“Öğretmenim, canım benim” diye başlayan...
O cıvıl cıvıl şarkıdaki öğretmenler çoktandır yok.
Eskiden anne ve babaların, “Artık size emanet hocam” diyerek çocuklarını teslim ettiği...
Yedi yaşında aldığı öğrenciye sadece kağıtta yazılı olanları değil, hayatı da okumayı öğreten...
Hem ana hem baba olan, pek çok sevilen...
12 yaşında eline ilkokul diplomasını verince ancak öğrencisiyle vedalaşan...
Ama bir ömür boyu unutulmayan, her bayramda eli öpülen...
“Canım benim” diye içtenlikle sevilen o ilk öğretmenler yok artık.
Şimdi çocuklar daha birinci sınıfta iki-üç öğretmen değiştiriyor.
Birine alışılamadan diğeri atanıyor.
“Bu kez tamam” derken bitmiyor, devamı geliyor.
Bir talihsizliktir sürüp gidiyor...
Başdöndürücü bu trafik yüzünden çocukların feleği şaşıyor.
Zavallı küçükler, “Canım benim” diye kimi seveceğini bilemiyor.
En başında yap-boza dönen eğitimin temeli işte böyle çürük atılıyor.
Okullarda başarı için devamlılık esassa...
Bu haliyle eğitim sistemi devamsızlıktan fena çakıyor.
Sözüm öğretmenlerden çok onları sözleşmeli yapıp, yaprak gibi oradan oraya savuran bu garip düzene...
Ve üzülüyorum o güzelim şarkının sonundaki...
“Oku öğret ve nihayet
Yurda yararlı insan et” sözünün bugün ne kadar gerçekleşip gerçekleşmediğine...
Bu yasa 40 milyon k işiyi ilgilendiriyor
Bolca üretim, hakça paylaşım...
Kooperatiflerin kuruluş harcında işte bu düşünce var...
Küçük tasarrufları büyük yatırımlara dönüştürme sanatıdır kooperatifçilik.
Dar gelirlinin ev sahibi olma umudu, küçük esnafın ve üreticinin güçbirliğidir bu kuruluşlar.
Emeğin, özverinin, birlikteliğin eseridir her biri...
Kötü deneyimler olsa da hala en önemli örgütlenme modeli bu...
İzmir’de şu an kooperatif sayısı yaklaşık beş bin.
Ülke genelinde kooperatif ortağı 10 milyonu buluyor.
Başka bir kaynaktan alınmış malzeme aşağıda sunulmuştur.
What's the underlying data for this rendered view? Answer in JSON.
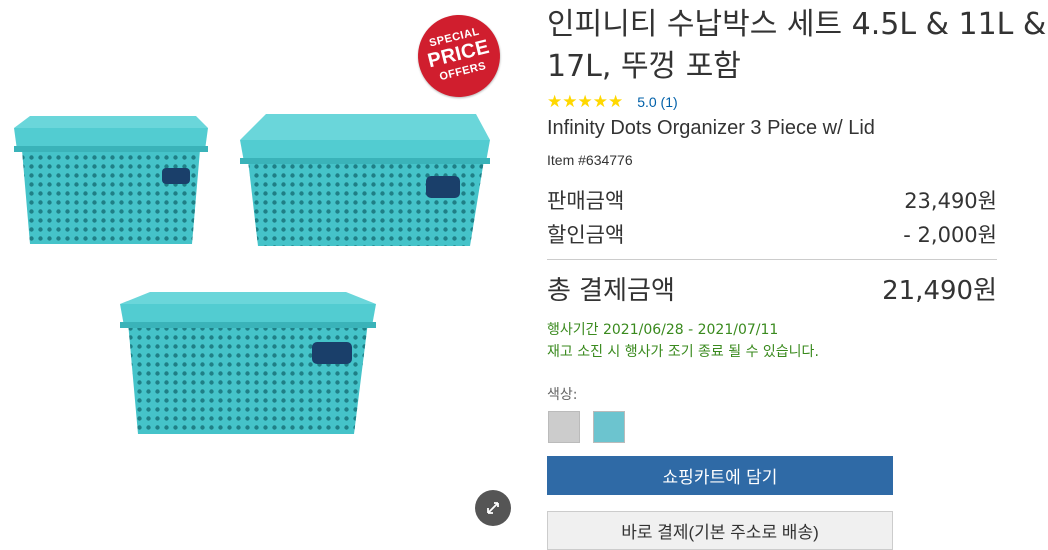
{
  "badge": {
    "line1": "SPECIAL",
    "line2": "PRICE",
    "line3": "OFFERS"
  },
  "product": {
    "title": "인피니티 수납박스 세트 4.5L & 11L & 17L, 뚜껑 포함",
    "stars": "★★★★★",
    "rating_text": "5.0 (1)",
    "english_name": "Infinity Dots Organizer 3 Piece w/ Lid",
    "item_number": "Item #634776"
  },
  "pricing": {
    "sale_label": "판매금액",
    "sale_value": "23,490원",
    "discount_label": "할인금액",
    "discount_value": "- 2,000원",
    "total_label": "총 결제금액",
    "total_value": "21,490원"
  },
  "promo": {
    "period": "행사기간 2021/06/28 - 2021/07/11",
    "notice": "재고 소진 시 행사가 조기 종료 될 수 있습니다."
  },
  "options": {
    "color_label": "색상:",
    "swatches": [
      "#cccccc",
      "#6cc4cf"
    ]
  },
  "buttons": {
    "add_to_cart": "쇼핑카트에 담기",
    "buy_now": "바로 결제(기본 주소로 배송)"
  },
  "colors": {
    "accent_blue": "#2f6aa6",
    "promo_green": "#3a8a1e",
    "badge_red": "#d01e2e",
    "box_teal": "#3fbfc5"
  }
}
Neredeyse nüfusun 7’de biri...
İşte böylesine yaygın olan kooperatifler için önemli bir yol ayrımına gelindi.
Kooperatifler Kanunu’nda değişiklik yapılıyor. Bakanlar Kurulu’ndan geçen düzenleme önümüzdeki günlerde TBMM gündemine gelecek.
Konut yapı kooperatiflerinin sorumluluğu Sanayi ve Ticaret Bakanlığı’ndan Bayındırlık ve İskan Bakanlığı’na verilecek.
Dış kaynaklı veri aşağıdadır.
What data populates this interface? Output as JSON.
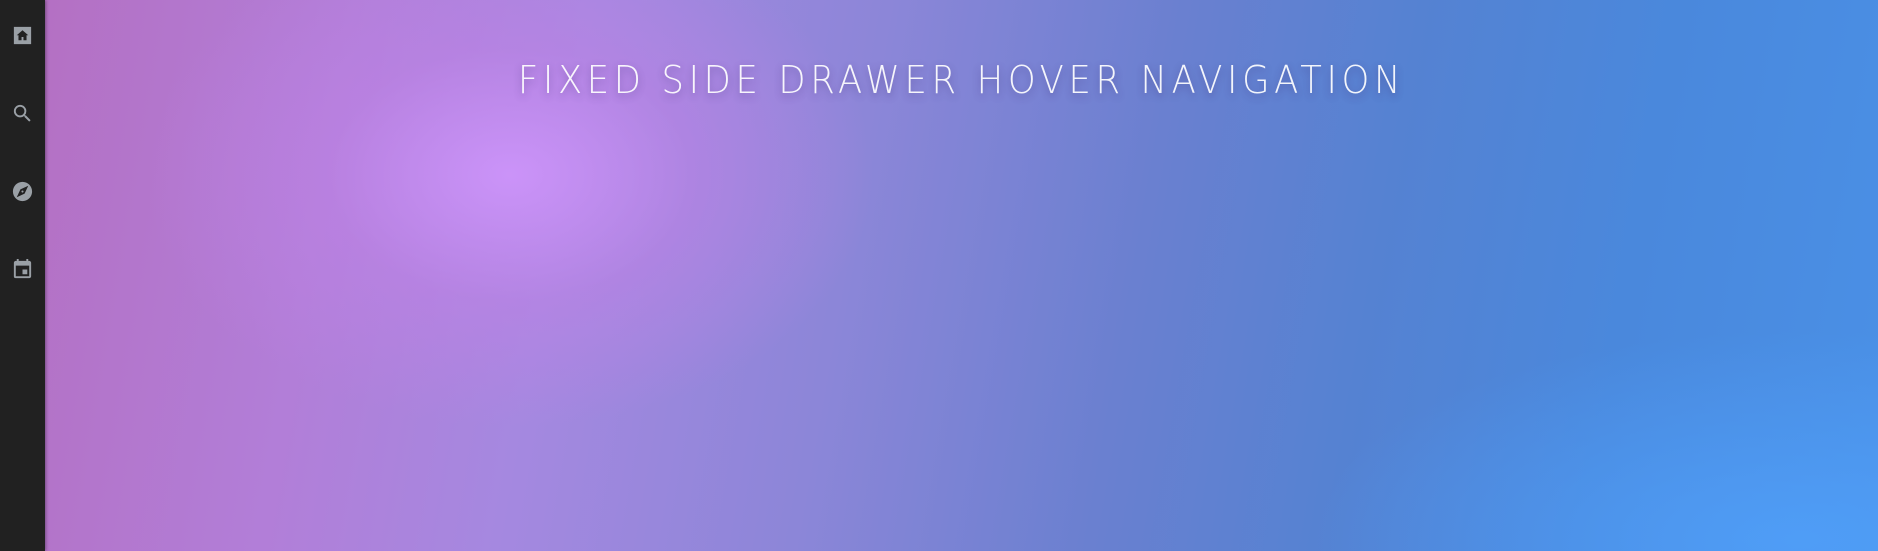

Motorlu taşıyıcılar, tüketici, işletme ve kredi kefalet kooperatifleri ise Sanayi ve Ticaret Bakanlığı’nda kalacak.
Bu girişim hem gereksiz hem de yetersiz bulunuyor. Kooperatifler için ayrı bakanlık kurulması isteniyor.
Bu görüşü savunanların başında ise Hüseyin Aslan geliyor...
Çeyrek asrı geride bırakan Ege-Koop’un genel başkanı Aslan, kooperatiflerin toplumun ne kadar geniş kesimini ilgilendirdiğinin göz önünde bulundurulmasını bekliyor.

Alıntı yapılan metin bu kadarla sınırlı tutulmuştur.